Mr McCormack was gracious in defeat, however had little to say about his successor Barnaby Joyce.

"The National Party has always been more than the individual," Mr McCormack said.

"I'm a team player, I'm a very loyal person. I've never held grudges.

"It's a little bit surreal. It's been a tough day and I am disappointed - but you know what? There are a lot of Australians out there having a tougher day."

Mr McCormack said it had been a privilege to serve as Deputy Prime Minister and Infrastructure Minister.

"When I took over in 2018, we had a $50 billion infrastructure package, and it's now at $110 billion, supporting 100,000 people and I am very proud of that," he said.

Mr McCormack has been pre-selected by the party to recontest the Riverina, however the outgoing Nationals leader said he would "weigh those options up".

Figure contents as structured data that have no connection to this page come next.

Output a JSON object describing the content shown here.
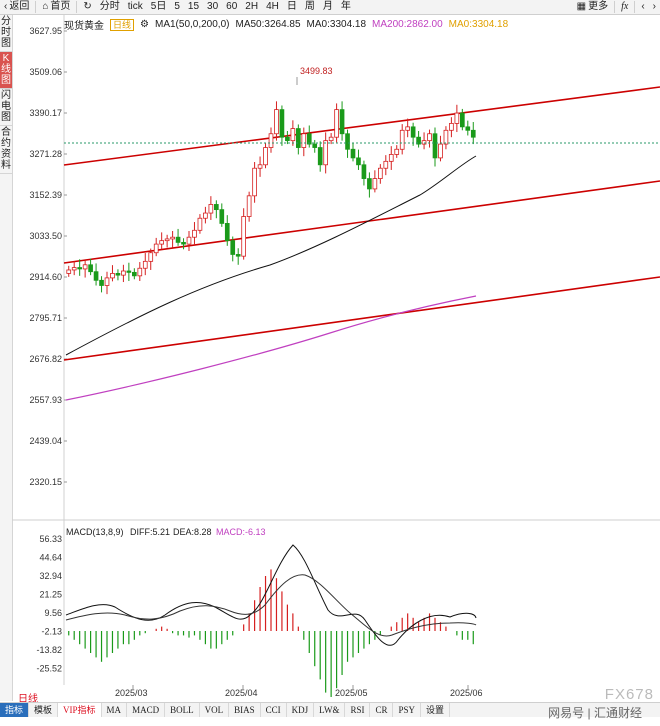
{
  "toolbar": {
    "back": "返回",
    "home": "首页",
    "refresh_icon": "refresh-icon",
    "periods": [
      "分时",
      "tick",
      "5日",
      "5",
      "15",
      "30",
      "60",
      "2H",
      "4H",
      "日",
      "周",
      "月",
      "年"
    ],
    "more": "更多",
    "fx_icon": "fx"
  },
  "sidebar": {
    "tabs": [
      {
        "label": "分时图",
        "active": false
      },
      {
        "label": "K线图",
        "active": true
      },
      {
        "label": "闪电图",
        "active": false
      },
      {
        "label": "合约资料",
        "active": false
      }
    ]
  },
  "header": {
    "symbol": "现货黄金",
    "period_tag": "日线",
    "ma1": "MA1(50,0,200,0)",
    "ma50": "MA50:3264.85",
    "ma0a": "MA0:3304.18",
    "ma200": "MA200:2862.00",
    "ma0b": "MA0:3304.18"
  },
  "price_axis": [
    "3627.95",
    "3509.06",
    "3390.17",
    "3271.28",
    "3152.39",
    "3033.50",
    "2914.60",
    "2795.71",
    "2676.82",
    "2557.93",
    "2439.04",
    "2320.15"
  ],
  "high_label": "3499.83",
  "macd_header": {
    "name": "MACD(13,8,9)",
    "diff": "DIFF:5.21",
    "dea": "DEA:8.28",
    "macd": "MACD:-6.13"
  },
  "macd_axis": [
    "56.33",
    "44.64",
    "32.94",
    "21.25",
    "9.56",
    "-2.13",
    "-13.82",
    "-25.52"
  ],
  "date_axis": [
    "2025/03",
    "2025/04",
    "2025/05",
    "2025/06"
  ],
  "bottom_tabs": [
    "指标",
    "模板",
    "VIP指标",
    "MA",
    "MACD",
    "BOLL",
    "VOL",
    "BIAS",
    "CCI",
    "KDJ",
    "LW&",
    "RSI",
    "CR",
    "PSY",
    "设置"
  ],
  "corner_label": "日线",
  "watermark": "FX678",
  "watermark_sub": "汇通财经",
  "watermark_left": "网易号",
  "colors": {
    "up": "#d62020",
    "down": "#1a9a1a",
    "ma50": "#111111",
    "ma200": "#c040c0",
    "channel": "#cc0000",
    "accent": "#2a6ebb"
  }
}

"I will I'll take some time to think about my future but it's also a humbling privilege to represent the people of the Riverina," he said.

Mr McCormack proudly declared that he had "never backgrounded against his colleagues" and had a message for people white-anting within the party.

"For the sake of good governance and the people of Australia, if you are going to say something have the guts and the gumption to put your name to it," he said.

Mr McCormack had been criticised by some within the Nationals for not standing up to the Liberals, however he defeated his leadership style.

"It's important to the safety of democracies to have those disagreements behind closed doors then get on with being a united and sensible government," he said.

"Malcolm Turnbull, Scott Morrison and I didn't always agree on everything. But you know what? We got things done."